Keep safety in mind when purchasing a press

August 29, 2011

When it comes to operator safety, the Occupational Safety and Health Administration of the United States claims that any machine part, function or process that may cause injury to the operator must be eliminated or safeguarded.

Keeping this in mind, when planning to buy a new hydraulic H-frame press, you should be cognizant of certain safety factors to ensure the protection of your employees. Here is a list of attributes you’ll want your next hydraulic H-frame press to have, that will help ensure a safe working environment.

A low maximum operating pressure:
Bigger is better when it comes to hydraulic presses. H-frame presses that use large bore cylinders have a lower P.S.I which results in maximum efficiency with much less risk for the operator. Presses that use smaller cylinders operate at an astounding 10,000 P.S.I.. Not only does this make them much more dangerous for the operator if a hose should rupture, but their oil temperatures are much higher causing a drop in efficiency.

Presence of a safety guard:
Proper guarding is the first line of defense for your operator and is often the only thing that can prevent potential injuries. Most guards can be easily mounted and will swing out of the way when the press is not in use and the operator needs access.

A well concealed motor:

The safest location for a motor on a hydraulic h-frame press is up and out of the way with no exposed pulleys or moving parts for the operator’s fingers or clothing to get caught on.

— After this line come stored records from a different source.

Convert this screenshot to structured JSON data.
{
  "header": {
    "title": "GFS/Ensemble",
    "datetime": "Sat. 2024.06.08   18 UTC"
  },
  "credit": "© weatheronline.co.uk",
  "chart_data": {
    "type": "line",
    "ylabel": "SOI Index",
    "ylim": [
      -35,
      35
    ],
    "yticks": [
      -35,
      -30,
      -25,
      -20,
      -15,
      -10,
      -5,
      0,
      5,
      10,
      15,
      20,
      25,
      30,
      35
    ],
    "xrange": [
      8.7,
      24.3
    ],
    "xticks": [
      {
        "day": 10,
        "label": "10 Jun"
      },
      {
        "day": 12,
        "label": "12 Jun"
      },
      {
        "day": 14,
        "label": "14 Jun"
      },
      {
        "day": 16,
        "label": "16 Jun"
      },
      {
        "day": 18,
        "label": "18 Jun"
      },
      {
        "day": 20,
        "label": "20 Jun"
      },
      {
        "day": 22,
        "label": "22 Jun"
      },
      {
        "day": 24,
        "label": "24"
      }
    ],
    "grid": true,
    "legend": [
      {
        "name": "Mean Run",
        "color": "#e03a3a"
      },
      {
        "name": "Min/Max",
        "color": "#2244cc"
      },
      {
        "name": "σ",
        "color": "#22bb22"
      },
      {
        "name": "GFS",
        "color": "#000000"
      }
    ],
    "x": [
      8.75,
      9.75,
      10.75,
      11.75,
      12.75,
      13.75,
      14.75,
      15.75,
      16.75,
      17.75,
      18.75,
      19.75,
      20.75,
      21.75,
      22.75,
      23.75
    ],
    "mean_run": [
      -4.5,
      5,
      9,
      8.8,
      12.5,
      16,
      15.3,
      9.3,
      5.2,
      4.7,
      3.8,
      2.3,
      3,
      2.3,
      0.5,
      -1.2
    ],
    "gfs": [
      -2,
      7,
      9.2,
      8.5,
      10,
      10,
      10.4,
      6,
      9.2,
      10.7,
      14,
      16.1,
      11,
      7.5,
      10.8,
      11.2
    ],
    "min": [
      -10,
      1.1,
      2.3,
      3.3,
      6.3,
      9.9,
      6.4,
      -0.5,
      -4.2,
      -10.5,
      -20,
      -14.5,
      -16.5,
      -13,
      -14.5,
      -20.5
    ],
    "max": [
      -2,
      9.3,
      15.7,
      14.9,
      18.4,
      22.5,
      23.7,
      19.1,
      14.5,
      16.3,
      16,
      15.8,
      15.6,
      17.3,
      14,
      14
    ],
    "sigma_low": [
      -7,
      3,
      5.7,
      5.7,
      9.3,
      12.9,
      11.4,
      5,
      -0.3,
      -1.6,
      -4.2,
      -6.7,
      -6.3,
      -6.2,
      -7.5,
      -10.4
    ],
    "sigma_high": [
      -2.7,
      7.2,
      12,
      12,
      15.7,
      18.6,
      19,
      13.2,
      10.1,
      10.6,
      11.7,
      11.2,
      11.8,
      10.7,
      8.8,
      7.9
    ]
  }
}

Ram speeds not exceeding 3/8” per second are safest:

A ram speed with less than 3/8 of an inch per second ensures a controlled and safe progression. Any speed greater than that requires that additional safety measures be taken for the employee.

In conclusion:
Design and functionality are of course important when looking into buying an h-frame press but do not overlook safety as a concern, remember as Ben Franklin once said, an ounce of prevention is worth a pound of cure, after all, your employees are your most valuable resource and their safety should always be of utmost importance.